Learning What Matters: Probabilistic Task Selection via Mutual Information for Model Finetuning

Researchers introduce TaskPGM, a framework that optimizes how training data is distributed across multiple tasks when fine-tuning large language models by modeling task relationships through an energy-based probabilistic approach. The method balances task coverage against redundancy, demonstrating improvements over conventional uniform or size-proportional sampling strategies across multiple model families and evaluation benchmarks.

TaskPGM addresses a fundamental challenge in modern machine learning: efficiently allocating finite training budgets across heterogeneous task sets. Current industry practice relies on simple heuristics that ignore how tasks interact, potentially duplicating efforts or missing complementary learning opportunities. The framework models tasks as nodes in a probabilistic graphical model, quantifying both individual task utility and inter-task relationships through behavioral divergences derived from single-task fine-tuned models. This approach enables the discovery of task mixtures that maximize learning efficiency without manual intervention.

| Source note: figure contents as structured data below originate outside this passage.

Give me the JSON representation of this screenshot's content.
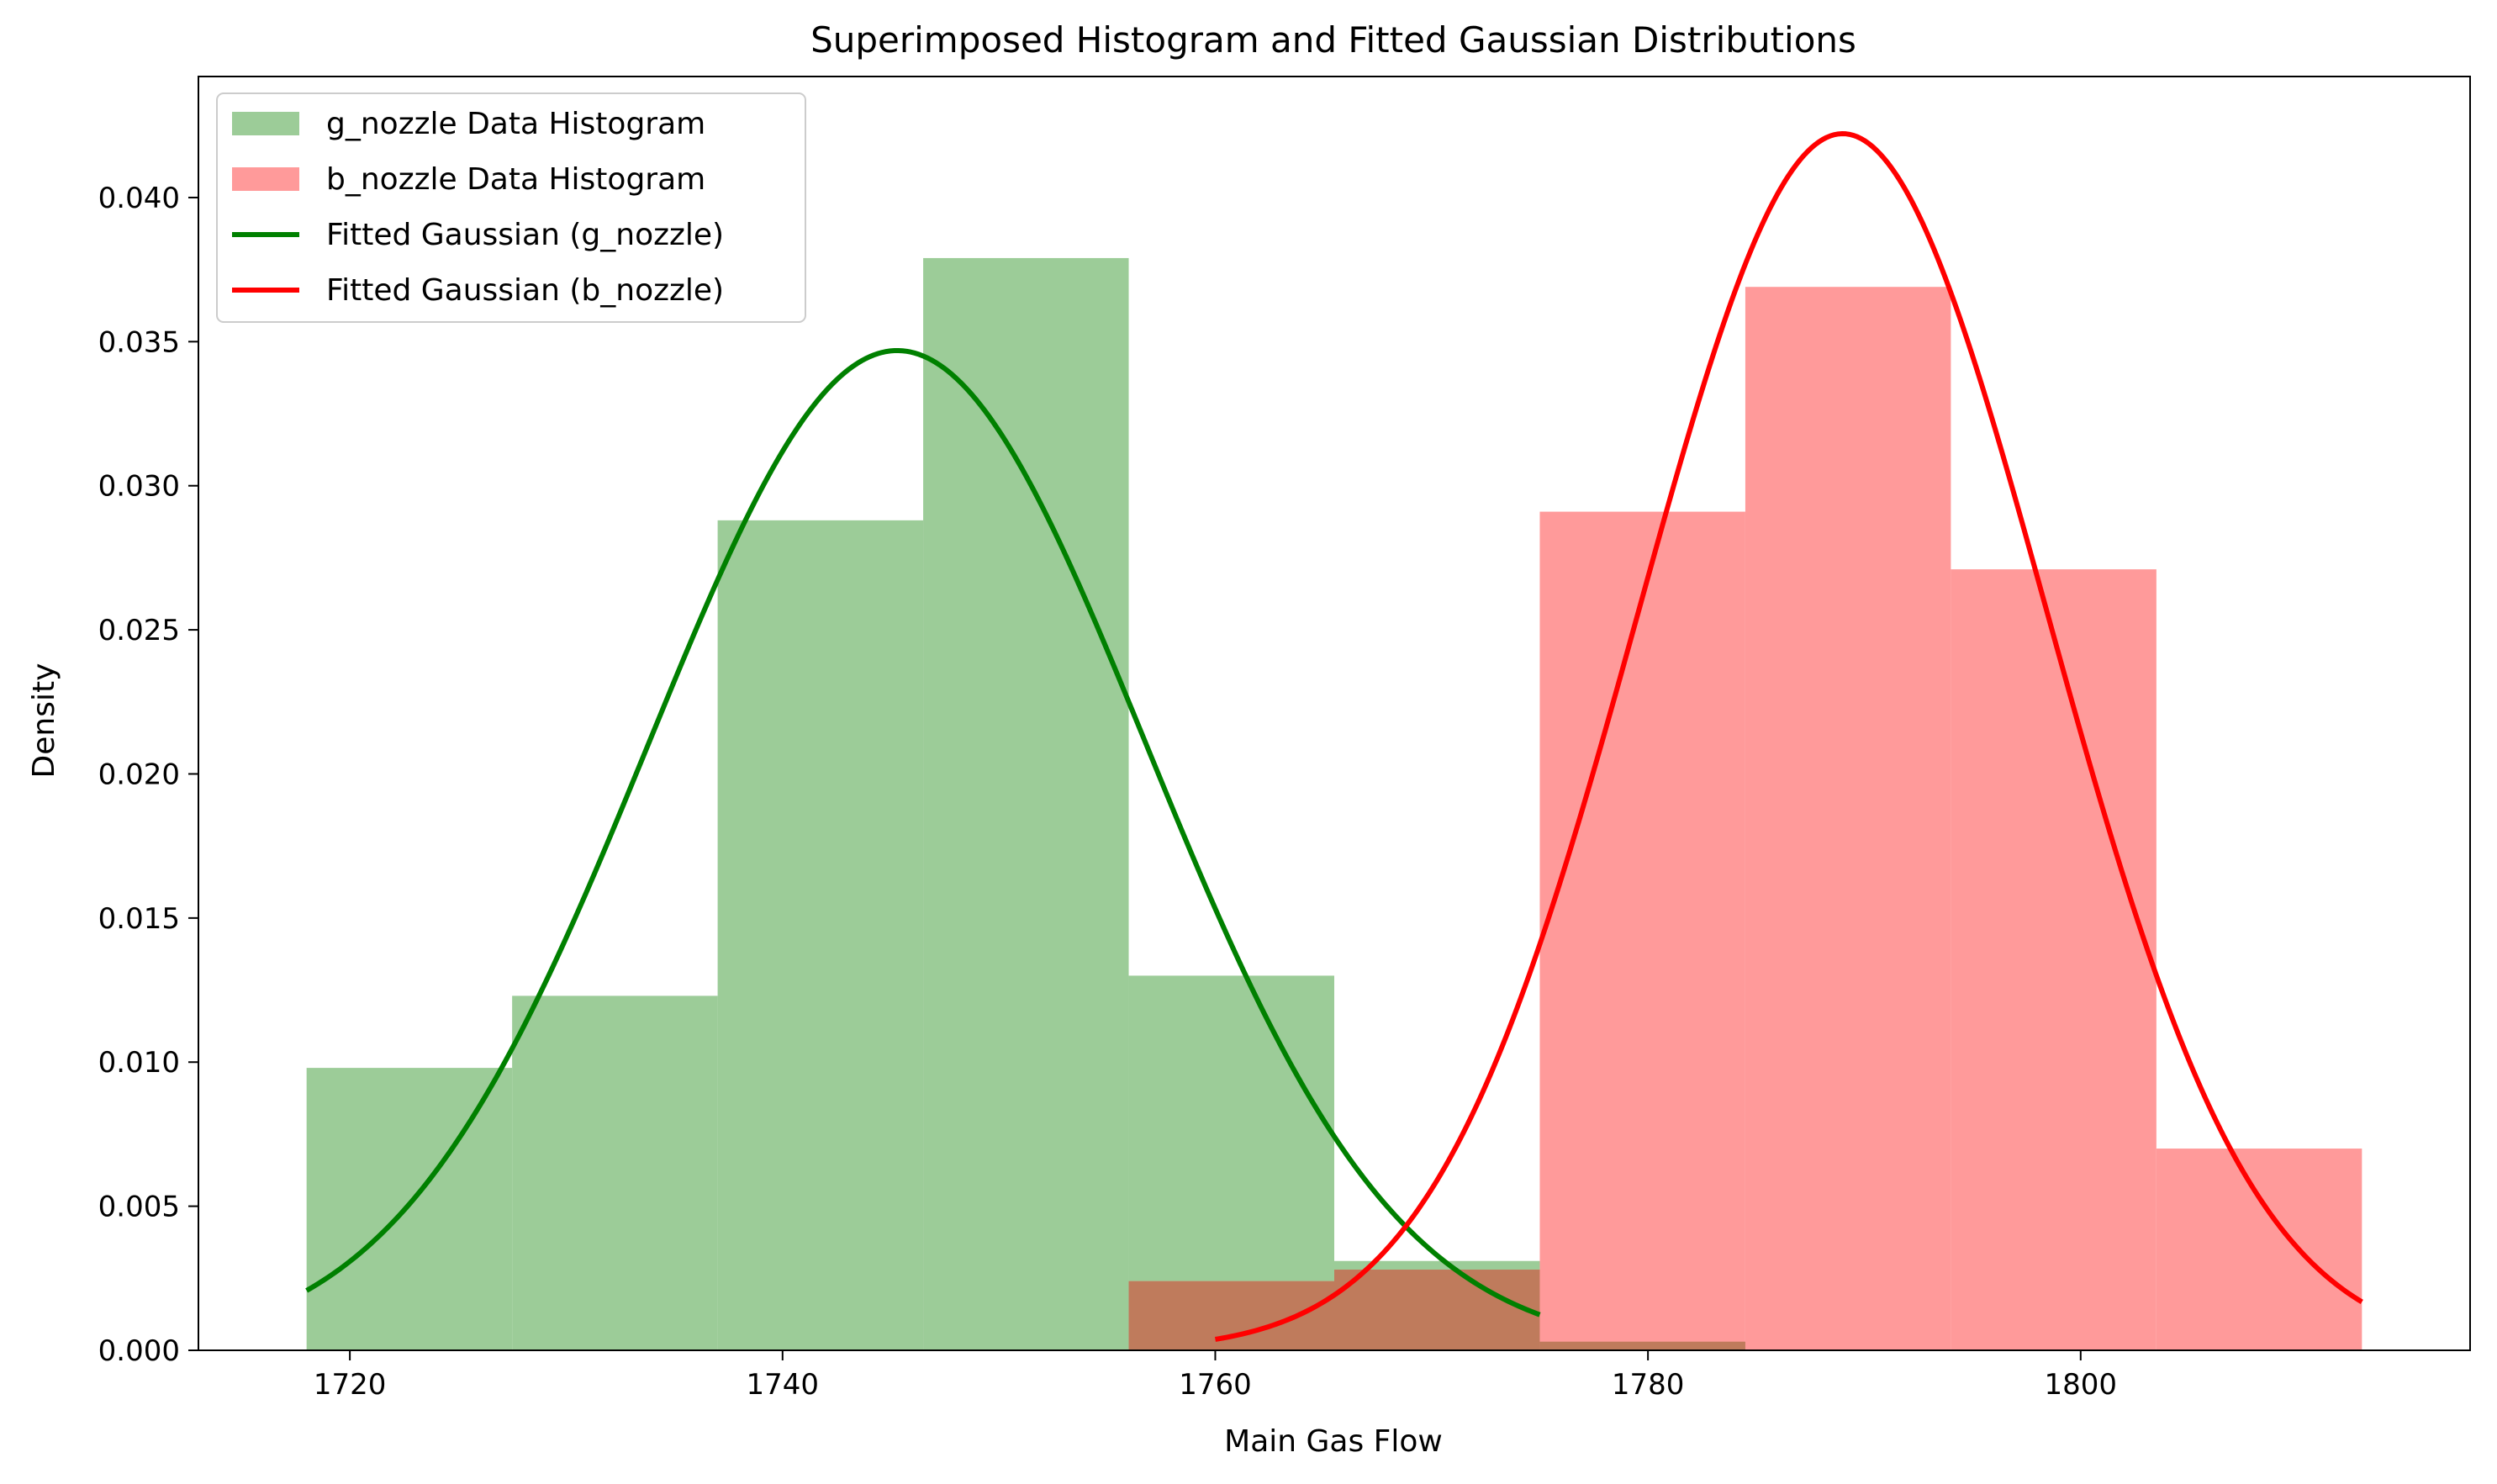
{
  "chart_data": {
    "type": "bar",
    "title": "Superimposed Histogram and Fitted Gaussian Distributions",
    "xlabel": "Main Gas Flow",
    "ylabel": "Density",
    "xlim": [
      1713,
      1818
    ],
    "ylim": [
      0,
      0.0442
    ],
    "xticks": [
      1720,
      1740,
      1760,
      1780,
      1800
    ],
    "yticks": [
      0.0,
      0.005,
      0.01,
      0.015,
      0.02,
      0.025,
      0.03,
      0.035,
      0.04
    ],
    "ytick_labels": [
      "0.000",
      "0.005",
      "0.010",
      "0.015",
      "0.020",
      "0.025",
      "0.030",
      "0.035",
      "0.040"
    ],
    "grid": false,
    "legend_position": "top-left",
    "histograms": [
      {
        "name": "g_nozzle Data Histogram",
        "color": "#2ca02c",
        "fill": "#9ccc98",
        "bin_edges": [
          1718.0,
          1727.5,
          1737.0,
          1746.5,
          1756.0,
          1765.5,
          1775.0
        ],
        "density": [
          0.0098,
          0.0123,
          0.0288,
          0.0379,
          0.013,
          0.0031
        ]
      },
      {
        "name": "b_nozzle Data Histogram",
        "color": "#ff0000",
        "fill": "#ff9a9a",
        "bin_edges": [
          1756.0,
          1765.5,
          1775.0,
          1784.5,
          1794.0,
          1803.5,
          1813.0
        ],
        "density": [
          0.0024,
          0.0028,
          0.0291,
          0.0369,
          0.0271,
          0.007
        ]
      }
    ],
    "overlap_fill": "#bf7b5c",
    "curves": [
      {
        "name": "Fitted Gaussian (g_nozzle)",
        "color": "#008000",
        "mean": 1745.3,
        "std": 11.5,
        "x_range": [
          1718,
          1775
        ]
      },
      {
        "name": "Fitted Gaussian (b_nozzle)",
        "color": "#ff0000",
        "mean": 1789.0,
        "std": 9.45,
        "x_range": [
          1760,
          1813
        ]
      }
    ],
    "extra_bar": {
      "series": "b_nozzle Data Histogram",
      "x_range": [
        1775.0,
        1784.5
      ],
      "density": 0.0003
    }
  }
}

The research builds on established principles in information theory and submodular optimization, applying these mathematical foundations to a practical problem facing LLM practitioners. As models grow larger and training becomes increasingly expensive, the ability to strategically sample from diverse datasets becomes economically significant. The weak submodularity property provides theoretical approximation guarantees, distinguishing this work from purely empirical approaches.

For AI development teams, TaskPGM offers immediate practical value by reducing wasted computational resources during fine-tuning phases. The interpretable task interaction structures the framework produces also provide insights into which capabilities transfer between domains. Across tested models like LLaMA-7B and Qwen2-7B, the approach consistently outperforms baseline strategies. Organizations conducting supervised fine-tuning on multiple task distributions could benefit from adopting similar probabilistic selection mechanisms. The work signals a broader trend toward more principled, mathematically-grounded approaches to hyperparameter and data mixture optimization in large-scale AI training.

• →TaskPGM uses energy-based probabilistic modeling to optimize task mixture selection during LLM fine-tuning rather than relying on fixed heuristics.
• →The framework models inter-task relationships using behavioral divergences from predictive distributions, capturing complementarity and redundancy.
• →The resulting set function exhibits weak submodularity, enabling theoretical approximation guarantees for practical discrete selection variants.
• →Testing across multiple model families shows consistent improvements over uniform and size-proportional sampling baselines.
• →Task interaction structure from TaskPGM provides interpretability about which domains transfer knowledge effectively.